After promulgation of both the 2012 rule and 2013 amendments, the agency received petitions for reconsideration raising numerous issues, including the regulation of GHGs.  EPA has addressed some of petitioners’ issues in 2015 amendments addressing storage vessels as well as in this rule, adding standards for methane and addressing storage vessel control device monitoring and testing; initial compliance requirements for bypass devices that divert emissions from control devices; recordkeeping requirements for repair logs for control devices which fail a visible emissions test, clarification of the due date for the initial annual report; emergency flare exemptions from routine compliance tests; leak detection and reporting for open-ended valves or lines; compliance period for leak detection and repair (LDAR) for newly affected process units; exemption to notification requirement for reconstruction of most types of facilities; and disposal of carbon from control devices.   However, in a footnote, EPA makes clear it intends to complete its reconsideration process in a subsequent notice.

One interesting aspect of the 2016 rule publication is the extensive discussion of how the 1979 source category listing, “crude oil and natural gas production” is defined.  The agency takes great pains to justify its broad authority over the industry to include not only production, but also processing, transmission and storage equipment.  The EPA concludes that its category listing need not be revised to support the additions and amendments of this rule (even though it does clarify some wording), and sets out its justification for including the entire sector in its 2009 endangerment finding relating to GHGs.

EPA concluded that the Best System for Emissions Reduction (BSER) is the same for GHGs as it is for VOCs, so there are no changes required for equipment that was covered by the 2012 rule.  Newly regulated sources covered by the 2016 rule include: heretofore unregulated hydraulically fractured oil well completions, pneumatic pumps, fugitive emissions from well sites and compressor stations; sources regulated under the 2012 regulation for VOCs for which GHGs are now also regulated (hydraulically fractured gas well completions and equipment leaks at natural gas processing plants); and certain equipment that is used across the source category for which subpart OOOO regulates emissions of VOCs from only a subset (pneumatic controllers, centrifugal compressors and reciprocating compressors), with the exception of compressors located at well sites.

In addition to emission reductions, LDAR utilizing optical gas imaging semi-annually is required for well sites and compressor stations. (Method 21 at a repair threshold of 500 ppm may be used.)  Initial monitoring surveys must take place by June 3, 2017 or within 60 days of the startup of production, whichever is later.  Repairs must be made within 30 days and a resurvey is required within 30 days of repair.

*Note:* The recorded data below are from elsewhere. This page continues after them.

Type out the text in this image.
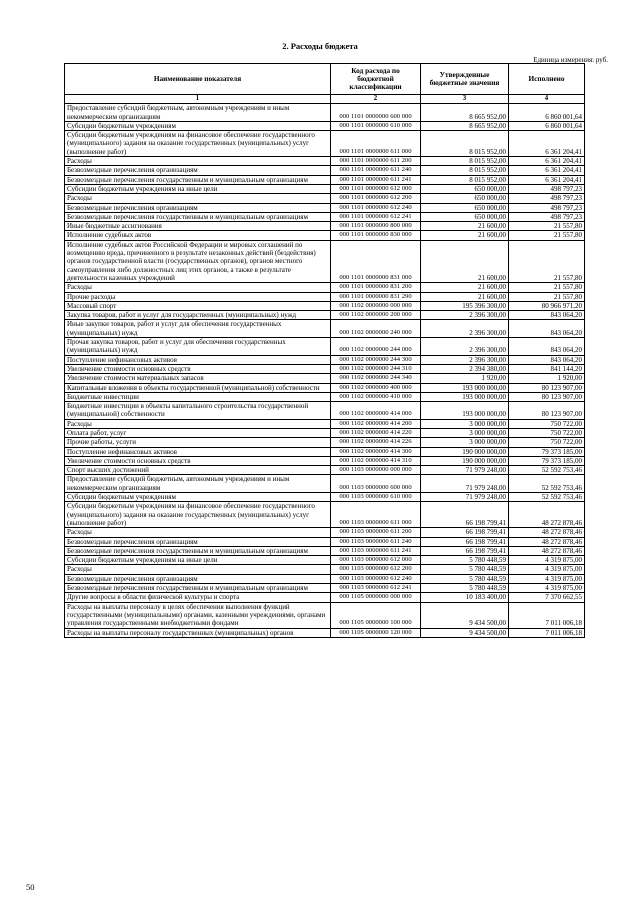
2. Расходы бюджета
Единица измерения: руб.
Наименование показателя	Код расхода по бюджетной классификации	Утвержденные бюджетные значения	Исполнено
1	2	3	4
Предоставление субсидий бюджетным, автономным учреждениям и иным некоммерческим организациям	000 1101 0000000 600 000	8 665 952,00	6 860 001,64
Субсидии бюджетным учреждениям	000 1101 0000000 610 000	8 665 952,00	6 860 001,64
Субсидии бюджетным учреждениям на финансовое обеспечение государственного (муниципального) задания на оказание государственных (муниципальных) услуг (выполнение работ)	000 1101 0000000 611 000	8 015 952,00	6 361 204,41
Расходы	000 1101 0000000 611 200	8 015 952,00	6 361 204,41
Безвозмездные перечисления организациям	000 1101 0000000 611 240	8 015 952,00	6 361 204,41
Безвозмездные перечисления государственным и муниципальным организациям	000 1101 0000000 611 241	8 015 952,00	6 361 204,41
Субсидии бюджетным учреждениям на иные цели	000 1101 0000000 612 000	650 000,00	498 797,23
Расходы	000 1101 0000000 612 200	650 000,00	498 797,23
Безвозмездные перечисления организациям	000 1101 0000000 612 240	650 000,00	498 797,23
Безвозмездные перечисления государственным и муниципальным организациям	000 1101 0000000 612 241	650 000,00	498 797,23
Иные бюджетные ассигнования	000 1101 0000000 800 000	21 600,00	21 557,80
Исполнение судебных актов	000 1101 0000000 830 000	21 600,00	21 557,80
Исполнение судебных актов Российской Федерации и мировых соглашений по возмещению вреда, причиненного в результате незаконных действий (бездействия) органов государственной власти (государственных органов), органов местного самоуправления либо должностных лиц этих органов, а также в результате деятельности казенных учреждений	000 1101 0000000 831 000	21 600,00	21 557,80
Расходы	000 1101 0000000 831 200	21 600,00	21 557,80
Прочие расходы	000 1101 0000000 831 290	21 600,00	21 557,80
Массовый спорт	000 1102 0000000 000 000	195 396 300,00	80 966 971,20
Закупка товаров, работ и услуг для государственных (муниципальных) нужд	000 1102 0000000 200 000	2 396 300,00	843 064,20
Иные закупки товаров, работ и услуг для обеспечения государственных (муниципальных) нужд	000 1102 0000000 240 000	2 396 300,00	843 064,20
Прочая закупка товаров, работ и услуг для обеспечения государственных (муниципальных) нужд	000 1102 0000000 244 000	2 396 300,00	843 064,20
Поступление нефинансовых активов	000 1102 0000000 244 300	2 396 300,00	843 064,20
Увеличение стоимости основных средств	000 1102 0000000 244 310	2 394 380,00	841 144,20
Увеличение стоимости материальных запасов	000 1102 0000000 244 340	1 920,00	1 920,00
Капитальные вложения в объекты государственной (муниципальной) собственности	000 1102 0000000 400 000	193 000 000,00	80 123 907,00
Бюджетные инвестиции	000 1102 0000000 410 000	193 000 000,00	80 123 907,00
Бюджетные инвестиции в объекты капитального строительства государственной (муниципальной) собственности	000 1102 0000000 414 000	193 000 000,00	80 123 907,00
Расходы	000 1102 0000000 414 200	3 000 000,00	750 722,00
Оплата работ, услуг	000 1102 0000000 414 220	3 000 000,00	750 722,00
Прочие работы, услуги	000 1102 0000000 414 226	3 000 000,00	750 722,00
Поступление нефинансовых активов	000 1102 0000000 414 300	190 000 000,00	79 373 185,00
Увеличение стоимости основных средств	000 1102 0000000 414 310	190 000 000,00	79 373 185,00
Спорт высших достижений	000 1103 0000000 000 000	71 979 248,00	52 592 753,46
Предоставление субсидий бюджетным, автономным учреждениям и иным некоммерческим организациям	000 1103 0000000 600 000	71 979 248,00	52 592 753,46
Субсидии бюджетным учреждениям	000 1103 0000000 610 000	71 979 248,00	52 592 753,46
Субсидии бюджетным учреждениям на финансовое обеспечение государственного (муниципального) задания на оказание государственных (муниципальных) услуг (выполнение работ)	000 1103 0000000 611 000	66 198 799,41	48 272 878,46
Расходы	000 1103 0000000 611 200	66 198 799,41	48 272 878,46
Безвозмездные перечисления организациям	000 1103 0000000 611 240	66 198 799,41	48 272 878,46
Безвозмездные перечисления государственным и муниципальным организациям	000 1103 0000000 611 241	66 198 799,41	48 272 878,46
Субсидии бюджетным учреждениям на иные цели	000 1103 0000000 612 000	5 780 448,59	4 319 875,00
Расходы	000 1103 0000000 612 200	5 780 448,59	4 319 875,00
Безвозмездные перечисления организациям	000 1103 0000000 612 240	5 780 448,59	4 319 875,00
Безвозмездные перечисления государственным и муниципальным организациям	000 1103 0000000 612 241	5 780 448,59	4 319 875,00
Другие вопросы в области физической культуры и спорта	000 1105 0000000 000 000	10 183 400,00	7 370 662,55
Расходы на выплаты персоналу в целях обеспечения выполнения функций государственными (муниципальными) органами, казенными учреждениями, органами управления государственными внебюджетными фондами	000 1105 0000000 100 000	9 434 500,00	7 011 006,18
Расходы на выплаты персоналу государственных (муниципальных) органов	000 1105 0000000 120 000	9 434 500,00	7 011 006,18
50
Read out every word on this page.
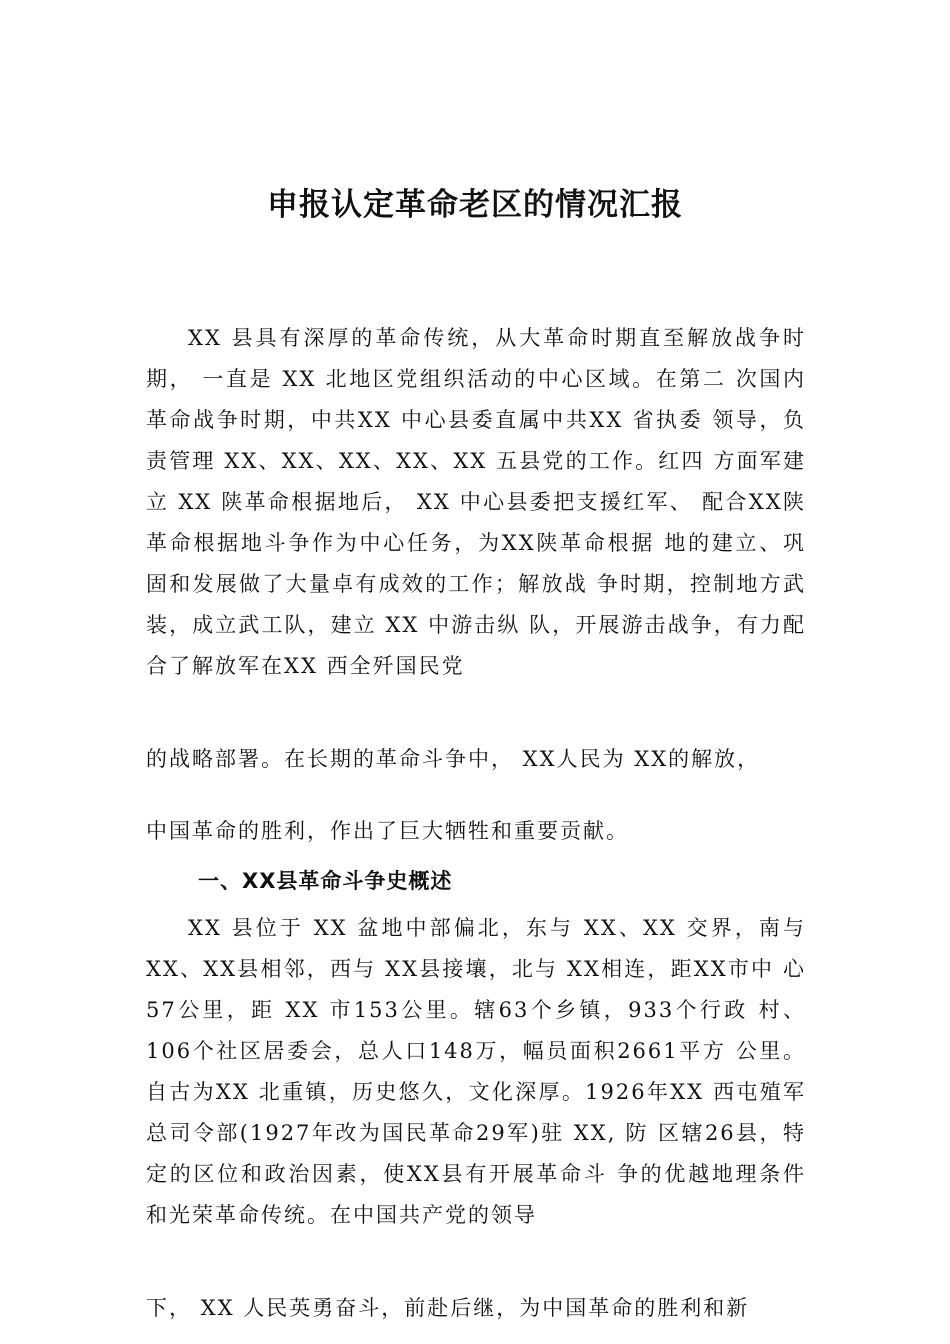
申报认定革命老区的情况汇报

XX 县具有深厚的革命传统，从大革命时期直至解放战争时期， 一直是 XX 北地区党组织活动的中心区域。在第二 次国内革命战争时期，中共XX 中心县委直属中共XX 省执委 领导，负责管理 XX、XX、XX、XX、XX 五县党的工作。红四 方面军建立 XX 陕革命根据地后， XX 中心县委把支援红军、 配合XX陕革命根据地斗争作为中心任务，为XX陕革命根据 地的建立、巩固和发展做了大量卓有成效的工作；解放战 争时期，控制地方武装，成立武工队，建立 XX 中游击纵 队，开展游击战争，有力配合了解放军在XX 西全歼国民党

的战略部署。在长期的革命斗争中， XX人民为 XX的解放，

中国革命的胜利，作出了巨大牺牲和重要贡献。

一、XX县革命斗争史概述

XX 县位于 XX 盆地中部偏北，东与 XX、XX 交界，南与 XX、XX县相邻，西与 XX县接壤，北与 XX相连，距XX市中 心57公里，距 XX 市153公里。辖63个乡镇，933个行政 村、106个社区居委会，总人口148万，幅员面积2661平方 公里。自古为XX 北重镇，历史悠久，文化深厚。1926年XX 西屯殖军总司令部(1927年改为国民革命29军)驻 XX, 防 区辖26县，特定的区位和政治因素，使XX县有开展革命斗 争的优越地理条件和光荣革命传统。在中国共产党的领导

下， XX 人民英勇奋斗，前赴后继，为中国革命的胜利和新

Also, a monitoring plan that covers collection of fugitive emissions components is required to be developed and implemented for well sites and compressor stations. At natural gas processing plants, equipment leaks of methane (GHGs) are subject to the same requirements as those for VOCs.  The compliance period begins on November 30, 2016.

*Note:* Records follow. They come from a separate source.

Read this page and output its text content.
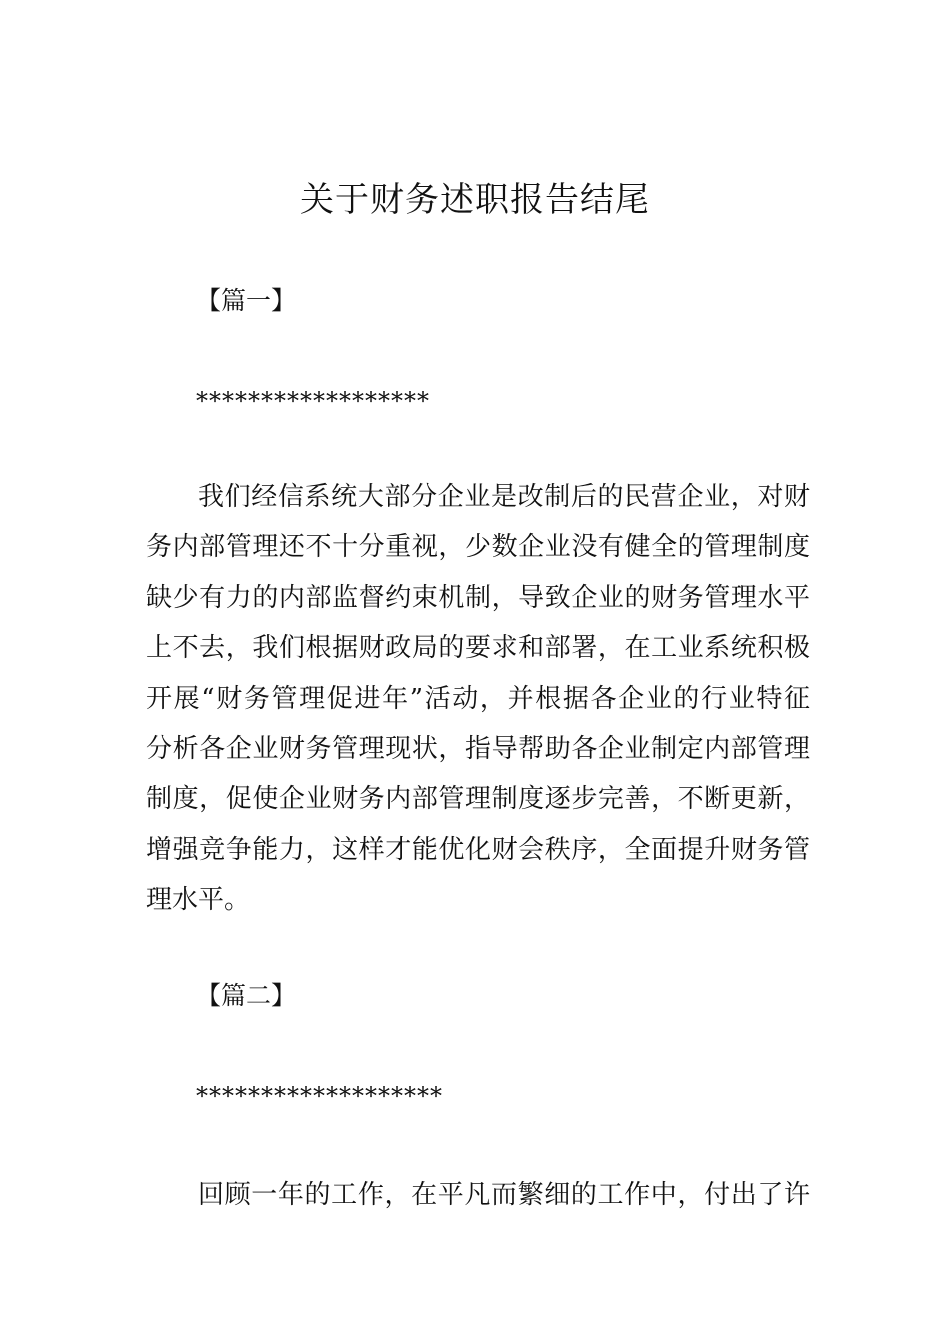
关于财务述职报告结尾
【篇一】
******************
我们经信系统大部分企业是改制后的民营企业，对财
务内部管理还不十分重视，少数企业没有健全的管理制度
缺少有力的内部监督约束机制，导致企业的财务管理水平
上不去，我们根据财政局的要求和部署，在工业系统积极
开展“财务管理促进年”活动，并根据各企业的行业特征
分析各企业财务管理现状，指导帮助各企业制定内部管理
制度，促使企业财务内部管理制度逐步完善，不断更新，
增强竞争能力，这样才能优化财会秩序，全面提升财务管
理水平。
【篇二】
*******************
回顾一年的工作，在平凡而繁细的工作中，付出了许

And, the rule embraces “next generation” electronic reporting via EPA’s CDX, for enhanced accessibility and transparency to the public, as soon as the forms and systems are available.  Professional engineers are required to provide certifications of technical infeasibility of connecting a pneumatic pump to an existing control device and to design closed vent systems.

Finally, there is a complicated discussion of EPA’s interpretation of UARG v. EPA, which merely results in EPA concluding that the rule should not affect applicability of Title V permit or PSD/NSR applicability determinations for “anyway” sources, even though, if not otherwise required to obtain and comply with a Title V permit, emissions of GHGs (methane) alone will not subject a source to Title V permit requirements.